Son yıllarda yapılan çalışmalar satın alma hareketimizin rasyonel bir düşünceyle değil, hissederek başladığını gösteriyor. Önce duygularımızla karar veriyor ve daha sonra verdiğimiz kararı mantıklı bir zemine oturtmaya çalışıyoruz.
Kalifornia’da UC Irvine Nörobilim Bölümü Direktörü ve karar mekanizmalarında duyguların etkisini inceleyen en önemli uzmanlardan olan Antonio Damasio, ‘Descartes Error’ adlı kitabında “Biz hisseden düşünme makinaları değil, düşünen hissetme makinalarıyız’’ diyor. Satın alma davranışının duygulardan güçlü bir şekilde etkilendiği gerçeği, pazarlama uzmanlarının hisler üzerine yoğunlaşmalarına neden oldu.
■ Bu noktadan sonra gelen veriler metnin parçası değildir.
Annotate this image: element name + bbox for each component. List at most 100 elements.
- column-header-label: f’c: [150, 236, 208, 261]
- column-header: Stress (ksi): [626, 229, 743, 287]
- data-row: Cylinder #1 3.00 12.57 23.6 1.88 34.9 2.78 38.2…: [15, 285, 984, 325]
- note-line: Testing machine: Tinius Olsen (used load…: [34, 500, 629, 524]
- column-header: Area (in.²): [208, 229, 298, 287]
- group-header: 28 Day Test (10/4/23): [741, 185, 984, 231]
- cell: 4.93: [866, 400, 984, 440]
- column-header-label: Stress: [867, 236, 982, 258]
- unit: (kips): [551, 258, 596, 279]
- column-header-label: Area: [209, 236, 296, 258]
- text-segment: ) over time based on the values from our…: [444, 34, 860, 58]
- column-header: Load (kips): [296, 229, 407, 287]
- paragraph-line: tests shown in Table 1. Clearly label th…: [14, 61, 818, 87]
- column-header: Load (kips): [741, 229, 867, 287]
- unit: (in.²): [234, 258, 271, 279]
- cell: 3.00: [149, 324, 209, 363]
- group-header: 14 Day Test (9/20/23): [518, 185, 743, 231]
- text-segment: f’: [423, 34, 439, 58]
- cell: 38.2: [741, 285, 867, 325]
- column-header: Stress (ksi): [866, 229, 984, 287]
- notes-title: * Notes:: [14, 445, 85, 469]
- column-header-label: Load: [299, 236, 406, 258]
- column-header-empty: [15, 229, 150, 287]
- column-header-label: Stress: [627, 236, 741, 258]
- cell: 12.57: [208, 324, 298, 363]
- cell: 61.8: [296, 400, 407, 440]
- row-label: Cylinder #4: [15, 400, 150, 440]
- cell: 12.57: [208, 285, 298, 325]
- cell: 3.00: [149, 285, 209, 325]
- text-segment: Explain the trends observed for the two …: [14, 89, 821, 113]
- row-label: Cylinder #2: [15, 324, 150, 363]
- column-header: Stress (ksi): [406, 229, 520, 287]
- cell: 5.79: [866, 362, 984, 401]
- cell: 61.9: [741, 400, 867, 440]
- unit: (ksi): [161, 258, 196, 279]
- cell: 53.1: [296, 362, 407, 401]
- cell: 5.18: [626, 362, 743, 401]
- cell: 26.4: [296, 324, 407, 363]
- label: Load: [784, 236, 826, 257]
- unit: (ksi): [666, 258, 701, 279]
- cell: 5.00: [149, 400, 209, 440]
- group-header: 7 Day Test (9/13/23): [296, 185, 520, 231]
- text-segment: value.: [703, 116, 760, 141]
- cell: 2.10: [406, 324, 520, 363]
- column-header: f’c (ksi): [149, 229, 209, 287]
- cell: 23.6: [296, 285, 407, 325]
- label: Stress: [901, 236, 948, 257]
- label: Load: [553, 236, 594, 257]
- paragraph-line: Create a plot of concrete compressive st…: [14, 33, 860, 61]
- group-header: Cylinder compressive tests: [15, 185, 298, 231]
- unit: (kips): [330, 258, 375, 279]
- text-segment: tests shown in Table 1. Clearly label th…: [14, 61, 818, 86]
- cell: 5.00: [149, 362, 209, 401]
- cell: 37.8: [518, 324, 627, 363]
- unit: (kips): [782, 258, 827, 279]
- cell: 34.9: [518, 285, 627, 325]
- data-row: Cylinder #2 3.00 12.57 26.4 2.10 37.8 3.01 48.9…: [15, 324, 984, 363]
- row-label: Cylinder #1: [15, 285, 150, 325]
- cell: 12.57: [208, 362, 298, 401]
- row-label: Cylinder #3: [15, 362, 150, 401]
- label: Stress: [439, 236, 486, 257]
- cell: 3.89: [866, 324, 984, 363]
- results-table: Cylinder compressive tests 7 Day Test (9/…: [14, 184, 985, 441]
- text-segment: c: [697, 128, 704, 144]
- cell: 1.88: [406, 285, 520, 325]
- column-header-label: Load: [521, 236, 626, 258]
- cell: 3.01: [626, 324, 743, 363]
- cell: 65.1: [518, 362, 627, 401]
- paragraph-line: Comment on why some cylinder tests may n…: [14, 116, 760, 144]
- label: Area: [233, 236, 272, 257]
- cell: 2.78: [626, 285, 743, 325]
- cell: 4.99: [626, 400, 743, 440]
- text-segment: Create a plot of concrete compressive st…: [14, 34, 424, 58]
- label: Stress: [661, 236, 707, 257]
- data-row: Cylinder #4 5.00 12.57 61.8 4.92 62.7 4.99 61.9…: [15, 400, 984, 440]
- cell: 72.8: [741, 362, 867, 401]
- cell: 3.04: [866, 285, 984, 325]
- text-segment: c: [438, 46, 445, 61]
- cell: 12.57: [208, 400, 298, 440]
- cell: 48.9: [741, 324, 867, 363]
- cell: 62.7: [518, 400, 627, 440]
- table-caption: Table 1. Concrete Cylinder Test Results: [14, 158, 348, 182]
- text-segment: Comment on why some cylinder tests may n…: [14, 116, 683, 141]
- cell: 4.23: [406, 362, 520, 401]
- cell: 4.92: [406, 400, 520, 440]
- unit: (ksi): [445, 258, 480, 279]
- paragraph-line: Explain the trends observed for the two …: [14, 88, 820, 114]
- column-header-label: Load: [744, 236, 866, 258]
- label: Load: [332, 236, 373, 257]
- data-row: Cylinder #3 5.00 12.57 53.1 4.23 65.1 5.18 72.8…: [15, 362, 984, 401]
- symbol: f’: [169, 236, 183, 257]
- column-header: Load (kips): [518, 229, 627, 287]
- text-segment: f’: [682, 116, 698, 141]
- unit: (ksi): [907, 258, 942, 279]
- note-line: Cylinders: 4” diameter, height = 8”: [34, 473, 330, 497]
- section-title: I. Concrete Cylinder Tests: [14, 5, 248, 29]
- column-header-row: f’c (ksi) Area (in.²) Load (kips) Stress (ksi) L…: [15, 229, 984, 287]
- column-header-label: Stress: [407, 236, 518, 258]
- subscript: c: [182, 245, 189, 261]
Nörobilim konusunda uzun yıllardır araştırmalar yapan Harward Üniversitesi Profesörü Gerald Zaltman ‘How Customer’s Think’ (‘Müşteriler Nasıl Düşünür’) adlı kitabında koku alma ve diğer duyuların beynin limbik sistemine ulaşarak hatıraları nasıl tetiklediğini açıklıyor. Bir koku bir kişinin beynine ulaştığında, daha sonra karşılaştığı görsel ipuçları ve hatta “deneyimler” bile onu yeniden canlandırabilir. Zaltman’a göre yeni hazırlanmış kahvenin tadını kişiye derinden anımsatan bir televizyon reklamı izleyicilerde aynı koku alma hissini tetikleyebilir. Kokular ayrıca bir kişinin tanıdık markaları daha az tanıdık olanlara göre hatırlamasına yardımcı olan “hafıza işaretleyicileri” olabilir. Aynı zamanda kokular beyindeki etkileriyle bilgiyi işleme yolunu değiştirebilirler; örneğin limon aroması kokusu bizi daha dikkatli yapabilir. Zaltman bu tür farklı kokuların yeni bir ürün tanıtırken yardımcı olabileceğinin altını çiziyor.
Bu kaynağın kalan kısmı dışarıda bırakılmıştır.